Earlier this month, Rauner made a rare national TV appearance in an interview with Fox News host Bret Baier. On questions ranging from immigration reform, the Affordable Care Act, the state's budget impasse and whether he would seek a second term, Rauner referred variously to how things were "broken" at least 10 times in the interview, earning a crude social media rebuke from conservative commentator Ann Coulter.
In addition to the initial fumbling on whether the Charlottesville death was "domestic terrorism," Rauner also was unaware of a resolution that had passed the Illinois Senate urging law enforcement officials to recognize white nationalist and neo-Nazi groups as terrorist organizations. Asked about the resolution, Rauner at first assumed it came from the U.S. Senate, and tried to brush it away by saying he was "not so focused on day-to-day in Congress."

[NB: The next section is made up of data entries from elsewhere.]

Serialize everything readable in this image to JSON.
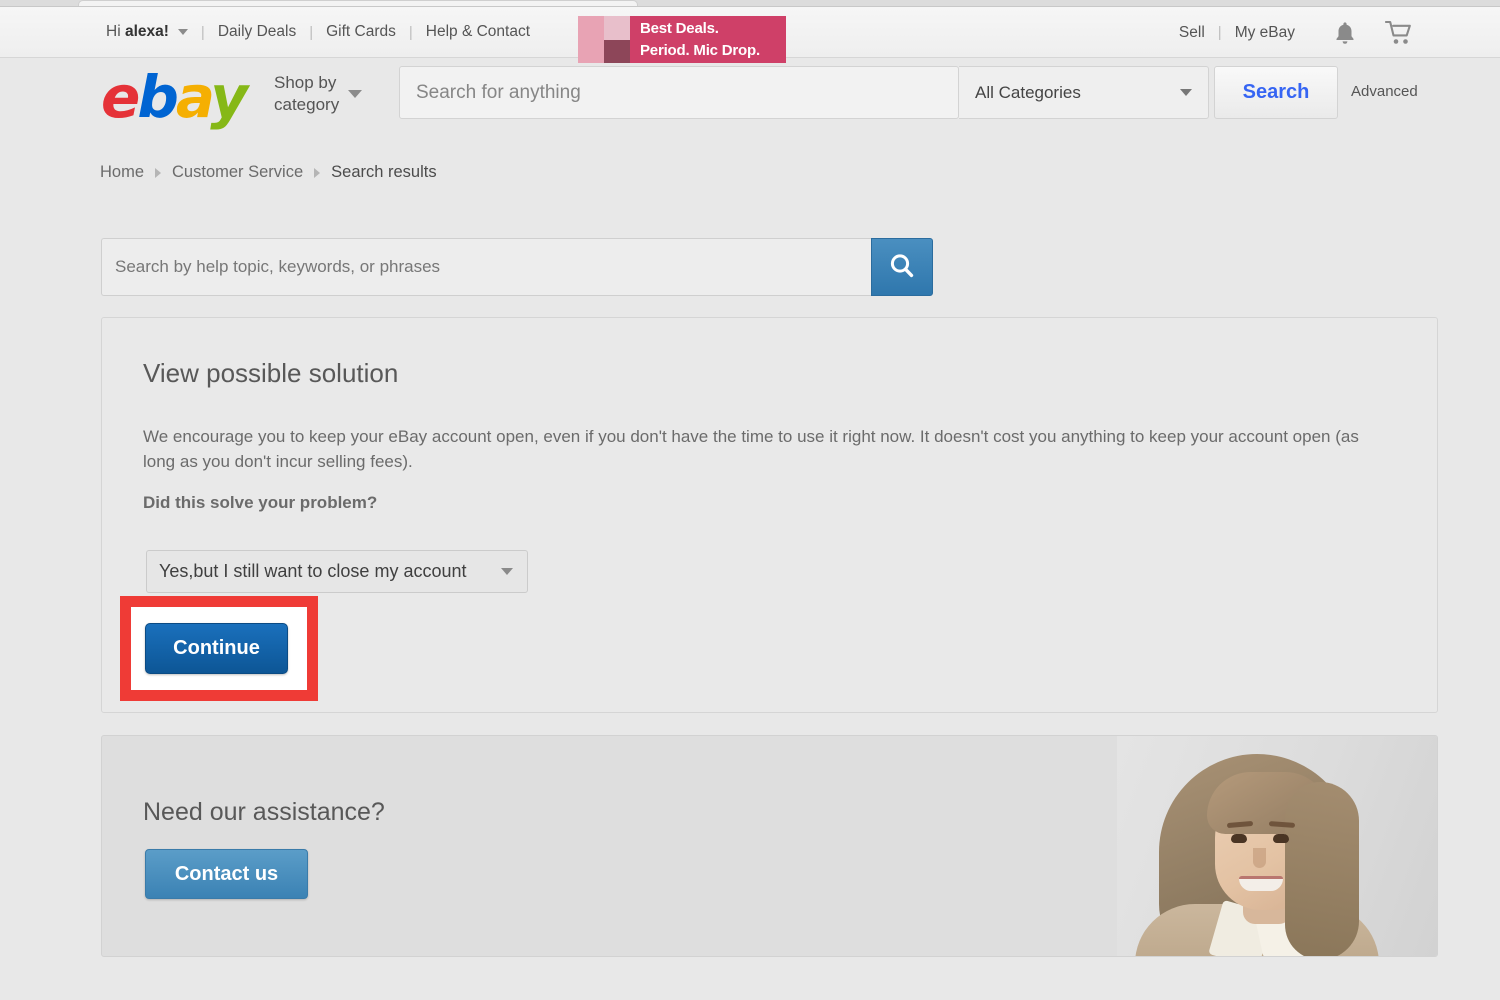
{
  "top_bar": {
    "greeting_prefix": "Hi ",
    "greeting_user": "alexa!",
    "links": [
      {
        "label": "Daily Deals"
      },
      {
        "label": "Gift Cards"
      },
      {
        "label": "Help & Contact"
      }
    ],
    "separator": "|",
    "right_links": [
      {
        "label": "Sell"
      },
      {
        "label": "My eBay"
      }
    ],
    "bell_icon": "bell-icon",
    "cart_icon": "cart-icon"
  },
  "promo": {
    "line1": "Best Deals.",
    "line2": "Period. Mic Drop.",
    "background": "#cf4068"
  },
  "header": {
    "logo": {
      "e": "e",
      "b": "b",
      "a": "a",
      "y": "y"
    },
    "shop_by_category": "Shop by\ncategory",
    "search_placeholder": "Search for anything",
    "search_value": "",
    "category_selected": "All Categories",
    "search_button": "Search",
    "advanced_link": "Advanced"
  },
  "breadcrumb": {
    "items": [
      {
        "label": "Home"
      },
      {
        "label": "Customer Service"
      },
      {
        "label": "Search results"
      }
    ]
  },
  "help_search": {
    "placeholder": "Search by help topic, keywords, or phrases",
    "value": "",
    "icon": "search-icon",
    "button_color": "#2f77ad"
  },
  "solution": {
    "title": "View possible solution",
    "body": "We encourage you to keep your eBay account open, even if you don't have the time to use it right now. It doesn't cost you anything to keep your account open (as long as you don't incur selling fees).",
    "question": "Did this solve your problem?",
    "select_value": "Yes,but I still want to close my account",
    "continue_label": "Continue",
    "highlight_color": "#ef3b36",
    "continue_color": "#0d5696"
  },
  "assistance": {
    "title": "Need our assistance?",
    "contact_label": "Contact us",
    "contact_color": "#3b82b4",
    "photo": "customer-service-agent-photo"
  }
}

Another error came after Rauner issued his rewrite of legislation changing how the state distributes tax money to school districts. In calling on lawmakers to support his changes, the governor said it would require only a simple majority to uphold his veto and make sure schools could get their money. Actually, it would have required an extraordinary majority of three-fifths in the House and Senate.
Rauner did not directly answer questions from reporters as to whether his staff should have been aware of the higher vote requirement. A Rauner spokeswoman later acknowledged the governor was mistaken.
The governor's staff moves Thursday did not affect his new chief of staff, Kristina Rasmussen, and his new deputy chief of staff for policy, Michael Lucci. Both had been top officials at the Policy Institute.
Rauner sought to downplay the institute's influence.
"A very tiny fraction of our administration is from that organization, and ... in no regard does that organization speak for me or my administration, and I do not lean on them for any particular issue or policy," Rauner said.
But now Rauner must find a new messaging team -- positions that may be difficult to recruit for, given the turnover.
"Getting that message out while we've got the noise and the false attacks and the rumors, it's really hard," he said. "And getting people who can do it well and are willing to do it on that scale, it's a challenge."